I have to say I hope that the Stephenson book has been updated. The copy I once had contained working practices that one might consider, how can i put this politely, quaint. State of the art 1930s style. Perhaps I'm doing the gentleman an injustice and perhaps it's a much better volume these days, but I didn't rate it at all.

Thanks for the info, though, very helpful.

Cheers
Steve


----------



## MikeJhn (15 Jan 2018)

I'm just thinking of getting a planer blade sharpening system set up and did a search on here for planer angles, rather than starting a new thread, I thought I wold just bump this one.

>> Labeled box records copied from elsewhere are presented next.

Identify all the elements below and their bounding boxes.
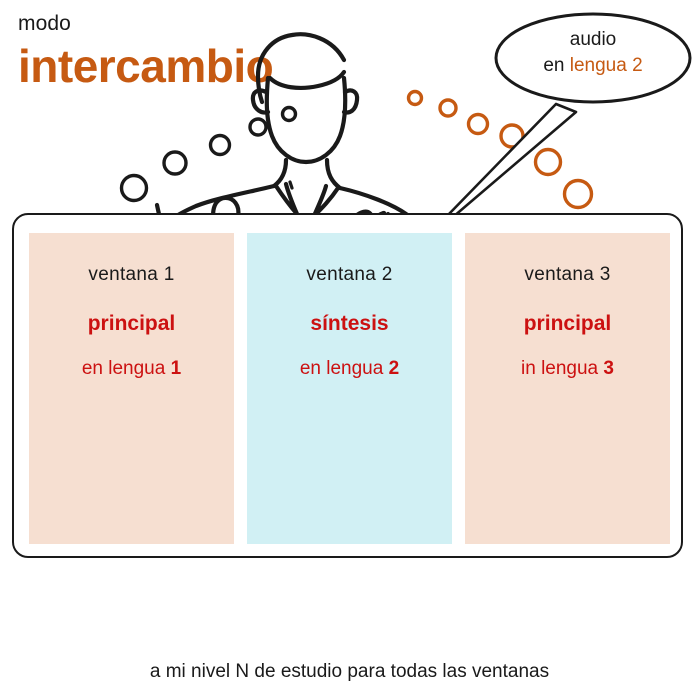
heading-title: intercambio bbox=[18, 40, 348, 92]
window-2-language: en lengua 2 bbox=[247, 358, 452, 380]
window-column-1[interactable]: ventana 1 principal en lengua 1 bbox=[29, 233, 234, 544]
window-1-language-number: 1 bbox=[171, 358, 182, 379]
window-3-language-number: 3 bbox=[603, 358, 614, 379]
bubble-line-audio: audio bbox=[505, 27, 681, 53]
window-1-language: en lengua 1 bbox=[29, 358, 234, 380]
window-3-label: ventana 3 bbox=[465, 264, 670, 286]
bubble-line-lengua-prefix: en bbox=[543, 55, 569, 76]
windows-panel: ventana 1 principal en lengua 1 ventana … bbox=[12, 213, 683, 558]
speech-bubble-text: audio en lengua 2 bbox=[505, 27, 681, 79]
window-2-language-prefix: en lengua bbox=[300, 358, 389, 379]
bubble-line-lengua-accent: lengua 2 bbox=[570, 55, 643, 76]
window-column-3[interactable]: ventana 3 principal in lengua 3 bbox=[465, 233, 670, 544]
window-2-language-number: 2 bbox=[389, 358, 400, 379]
heading-kicker: modo bbox=[18, 12, 348, 36]
window-3-language: in lengua 3 bbox=[465, 358, 670, 380]
black-circle-trail-left bbox=[122, 108, 296, 201]
footer-note: a mi nivel N de estudio para todas las v… bbox=[14, 660, 685, 684]
orange-circle-trail-right bbox=[409, 92, 592, 208]
window-2-role: síntesis bbox=[247, 312, 452, 336]
window-1-label: ventana 1 bbox=[29, 264, 234, 286]
window-1-role: principal bbox=[29, 312, 234, 336]
window-1-language-prefix: en lengua bbox=[82, 358, 171, 379]
window-3-role: principal bbox=[465, 312, 670, 336]
bubble-line-lengua: en lengua 2 bbox=[505, 53, 681, 79]
window-2-label: ventana 2 bbox=[247, 264, 452, 286]
heading-block: modo intercambio bbox=[18, 12, 348, 92]
windows-columns: ventana 1 principal en lengua 1 ventana … bbox=[29, 233, 670, 544]
window-3-language-prefix: in lengua bbox=[521, 358, 603, 379]
diagram-stage: modo intercambio bbox=[0, 0, 695, 571]
window-column-2[interactable]: ventana 2 síntesis en lengua 2 bbox=[247, 233, 452, 544]
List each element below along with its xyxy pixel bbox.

Interesting thoughts by all on here, my thoughts are the diameter of the block and the angle the blades are set in the block, would alter the angle the blade is presented to the workpiece, so different machines would use different angles, or are all machines set up the same? I would not have thought so.

Mike


----------



## Steve Maskery (15 Jan 2018)

The block sets the cutting angle, the grinding only alters the clearance angle, which, given the microscopic amount of work each pass of the blade does, is going to be affected negligibly by the diameter of the cutter block.


----------



## MikeJhn (15 Jan 2018)

Agreed, but earlier in the thread the attributes of the difference between a one degree angle was mooted, I just brought up the block angle and blade setting angle to highlight that a difference in honing angle would not make much of a difference.

Mike


----------



## RogerS (18 Jan 2018)

ivan":np2ejmqu said:


> Steve, if you spot this coming round again, here's a few more "facts", I came across yesterday.
> 
> According to Eric Stephenson, who seems to be a bit of a sawdoctor guru, and author of the HSE reccomended Spindle Moulder Handbook, HSS spindle cutterhead knives can be ground between 35 and 60 deg, (carbide 45 to 60 deg) with the comment "if the angle is too small the edge is prone to damage.....to big and the cutter dulls prematurely".
> 
> ...



I seem to recall looking into this when I was moulding some tricky hardwood and IIRC went for a smaller diameter block which effectively altered the angle. But then I could be talking twaddle as it's well over a year since I did any woodworking of any merit.


----------



## Chipwrights (6 Sep 2022)

Steve Maskery said:


> I've discovered something I didn't know.
> 
> I've changed my planer knives recently and the ones I took out have not been in very long, so they are not so dull that they are unusable. They do, however have a little nick in them from hitting something hard. It's not bad and I'm fairly certain that if I put the knives back the nicks would be offset, so they would cover for each other.
> 
> ...


Mine are honed to 35°, they are tct, I wouldn’t normally pay much attention to this but I noticed that last time I had them sharpened they only lasted for a couple of months, when they were new they lasted for 6 months, nearly all of my work is done in Sapele so it was nothing to do with the wood, further investigation showed that the blades had been honed to 45°, much sharper, too sharp in fact as they were leaving scars on the surface of the wood, they were slicing rather than cutting, it’s all to do with the cell structure of the wood…..the cynic in me asked why they had changed the angle of the blade and the only thing I could come up with is they sharpen them 4 times a year instead of twice, so twice the revenue for them, and 50% less blade life for me, times that by every blade they sharpen and I’m sure that works out a lot of money.
40-42° is fine for softwood with hss blades but I’d never go above 35 for tct!


----------